Monje, along with officials from Facebook and Google-owned YouTube, testified before the committee about how Twitter is combating terror-related content on its platform. Facebook representatives told Senator Richard Blumenthal, District of Connecticut, that it has already started rolling out a tool that lets users check if they liked or followed a Facebook page or Instagram account created by the IRA.
“The tool, though, doesn’t tell users, if Russian-linked content appeared on their News Feed during the election,” the report added. Blumenthal was pleased with Facebook’s response but unhappy with Google. “I just want to be blunt. I am disappointed by Google’s written response. It essentially blew off my concerns by saying the nature of the platform made it difficult to know who has viewed its content,” he was quoted as saying.
The tech executives also told the lawmakers how they have been using a mix of artificial intelligence (AI) and employees to flag extremist content. In September last year, Twitter announced that it deleted over 200 fake Russian accounts and identified Russia Today of buying bought ads targeted at American users’ accounts.
In a closed-door meeting, Colin Crowell, Twitter’s Vice President for Public Policy, met with staff from Senate Select Committee on Intelligence and House Permanent Select Committee on Intelligence to discuss the issue. “This is an ongoing process and we will continue to collaborate with investigators. Twitter is in dialogue with congressional committees with respect to investigations into Russian interference in the 2016 US election,” the micro-blogging platform said in a blog post.
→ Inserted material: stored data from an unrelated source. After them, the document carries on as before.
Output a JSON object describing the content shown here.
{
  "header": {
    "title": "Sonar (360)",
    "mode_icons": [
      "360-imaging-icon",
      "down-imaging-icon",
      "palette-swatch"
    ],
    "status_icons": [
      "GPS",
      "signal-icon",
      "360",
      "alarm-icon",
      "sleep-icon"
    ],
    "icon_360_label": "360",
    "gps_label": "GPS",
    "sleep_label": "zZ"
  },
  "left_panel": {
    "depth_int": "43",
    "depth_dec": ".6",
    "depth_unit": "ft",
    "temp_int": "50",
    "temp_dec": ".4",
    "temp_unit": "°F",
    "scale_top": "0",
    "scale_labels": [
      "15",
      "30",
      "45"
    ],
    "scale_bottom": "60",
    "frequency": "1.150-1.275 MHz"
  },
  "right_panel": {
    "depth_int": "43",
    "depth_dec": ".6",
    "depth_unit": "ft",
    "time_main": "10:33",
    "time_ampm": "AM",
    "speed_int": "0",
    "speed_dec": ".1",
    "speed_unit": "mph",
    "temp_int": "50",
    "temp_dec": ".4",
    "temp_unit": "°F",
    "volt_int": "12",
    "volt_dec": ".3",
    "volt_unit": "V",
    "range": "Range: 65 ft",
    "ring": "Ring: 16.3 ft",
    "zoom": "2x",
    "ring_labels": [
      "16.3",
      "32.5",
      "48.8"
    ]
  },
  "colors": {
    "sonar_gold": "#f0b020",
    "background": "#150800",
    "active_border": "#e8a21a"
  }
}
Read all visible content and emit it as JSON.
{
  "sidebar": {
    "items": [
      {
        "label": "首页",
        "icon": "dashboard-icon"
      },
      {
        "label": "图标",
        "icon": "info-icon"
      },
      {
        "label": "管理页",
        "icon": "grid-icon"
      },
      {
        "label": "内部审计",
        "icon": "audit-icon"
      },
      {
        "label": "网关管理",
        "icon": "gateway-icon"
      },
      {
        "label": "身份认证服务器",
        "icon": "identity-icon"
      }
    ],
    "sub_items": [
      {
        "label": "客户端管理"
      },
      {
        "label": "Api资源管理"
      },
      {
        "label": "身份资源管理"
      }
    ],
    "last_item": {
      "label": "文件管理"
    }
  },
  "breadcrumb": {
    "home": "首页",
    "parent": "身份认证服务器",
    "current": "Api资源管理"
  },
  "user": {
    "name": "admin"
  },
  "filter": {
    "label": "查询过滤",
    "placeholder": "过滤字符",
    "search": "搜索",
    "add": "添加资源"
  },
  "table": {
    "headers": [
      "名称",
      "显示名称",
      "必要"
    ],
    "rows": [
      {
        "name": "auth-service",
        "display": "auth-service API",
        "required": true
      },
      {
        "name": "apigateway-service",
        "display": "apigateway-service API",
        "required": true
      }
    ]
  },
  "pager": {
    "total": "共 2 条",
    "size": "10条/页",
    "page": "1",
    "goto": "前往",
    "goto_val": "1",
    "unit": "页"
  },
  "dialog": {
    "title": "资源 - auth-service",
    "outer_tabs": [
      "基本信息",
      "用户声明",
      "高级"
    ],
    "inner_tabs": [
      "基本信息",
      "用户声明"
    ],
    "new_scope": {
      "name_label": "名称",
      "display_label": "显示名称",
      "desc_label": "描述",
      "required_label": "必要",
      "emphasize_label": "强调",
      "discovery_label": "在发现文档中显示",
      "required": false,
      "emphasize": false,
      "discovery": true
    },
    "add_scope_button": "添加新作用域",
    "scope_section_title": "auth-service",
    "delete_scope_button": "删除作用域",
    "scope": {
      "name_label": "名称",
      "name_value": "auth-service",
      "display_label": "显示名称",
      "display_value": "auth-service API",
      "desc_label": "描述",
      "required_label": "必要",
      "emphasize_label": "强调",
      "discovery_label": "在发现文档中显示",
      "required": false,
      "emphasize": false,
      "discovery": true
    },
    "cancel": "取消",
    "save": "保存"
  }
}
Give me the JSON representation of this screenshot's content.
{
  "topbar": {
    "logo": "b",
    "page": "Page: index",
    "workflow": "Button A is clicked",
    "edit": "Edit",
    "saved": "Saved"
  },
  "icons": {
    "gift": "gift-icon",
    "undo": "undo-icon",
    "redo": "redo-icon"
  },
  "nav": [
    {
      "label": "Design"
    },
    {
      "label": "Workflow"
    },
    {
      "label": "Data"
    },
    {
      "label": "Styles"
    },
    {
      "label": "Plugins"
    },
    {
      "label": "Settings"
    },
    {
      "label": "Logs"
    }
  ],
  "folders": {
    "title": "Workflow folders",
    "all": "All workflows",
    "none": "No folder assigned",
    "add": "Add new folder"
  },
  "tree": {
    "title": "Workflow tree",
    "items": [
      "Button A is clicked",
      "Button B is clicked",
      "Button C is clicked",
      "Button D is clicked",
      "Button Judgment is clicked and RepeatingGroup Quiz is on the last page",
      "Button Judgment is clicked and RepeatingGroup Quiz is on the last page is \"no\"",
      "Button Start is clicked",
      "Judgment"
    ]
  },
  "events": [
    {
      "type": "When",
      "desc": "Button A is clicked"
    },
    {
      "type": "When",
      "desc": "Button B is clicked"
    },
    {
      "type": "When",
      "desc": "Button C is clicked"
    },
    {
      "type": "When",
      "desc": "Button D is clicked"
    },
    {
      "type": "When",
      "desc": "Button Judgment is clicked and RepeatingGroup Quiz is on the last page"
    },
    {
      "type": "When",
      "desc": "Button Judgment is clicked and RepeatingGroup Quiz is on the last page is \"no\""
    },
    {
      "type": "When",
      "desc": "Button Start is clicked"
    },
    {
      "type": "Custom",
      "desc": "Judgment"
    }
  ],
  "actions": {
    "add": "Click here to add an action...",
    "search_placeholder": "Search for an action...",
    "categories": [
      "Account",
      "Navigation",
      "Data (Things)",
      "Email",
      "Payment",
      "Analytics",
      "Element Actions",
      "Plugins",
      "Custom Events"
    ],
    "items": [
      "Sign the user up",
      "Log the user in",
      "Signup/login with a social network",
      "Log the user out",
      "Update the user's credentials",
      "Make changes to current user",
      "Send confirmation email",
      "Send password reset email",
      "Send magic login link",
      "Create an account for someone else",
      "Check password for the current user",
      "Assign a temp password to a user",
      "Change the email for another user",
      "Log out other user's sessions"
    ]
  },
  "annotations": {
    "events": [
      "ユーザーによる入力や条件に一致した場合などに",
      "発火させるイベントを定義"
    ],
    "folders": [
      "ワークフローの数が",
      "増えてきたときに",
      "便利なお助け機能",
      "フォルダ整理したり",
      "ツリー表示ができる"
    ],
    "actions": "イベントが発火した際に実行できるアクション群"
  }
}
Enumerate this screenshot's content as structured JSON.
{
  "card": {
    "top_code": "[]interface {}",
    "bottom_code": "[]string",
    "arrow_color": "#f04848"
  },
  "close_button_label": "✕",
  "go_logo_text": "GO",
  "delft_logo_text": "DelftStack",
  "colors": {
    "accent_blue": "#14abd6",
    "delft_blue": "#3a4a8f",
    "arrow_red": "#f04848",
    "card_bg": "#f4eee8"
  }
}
Twitter also shared with committee staff ads that three Russia Today (RT) accounts targeted to the US market in 2016. “Based on our findings thus far, RT spent $274,100 in US ads in 2016. In that year, the three RT accounts promoted 1,823 tweets that definitely or potentially targeted the US market,” Twitter said.
According to Twitter, Russia and other post-Soviet states have been a primary source of automated and spammy content on Twitter for many years. “Content that violates our rules with respect to automated accounts and spam can have a highly negative effect on user experience, and we have long taken substantial action to stem that flow,” it added.
Similarly, Google has acknowledged that it found evidence that Russian operatives used the company’s platforms to influence American voters. Google said in a blog post last yeat that it had found 1,108 videos with 43 hours of content related to the Russian effort on YouTube. It also found $4,700 worth of Russian search and display ads.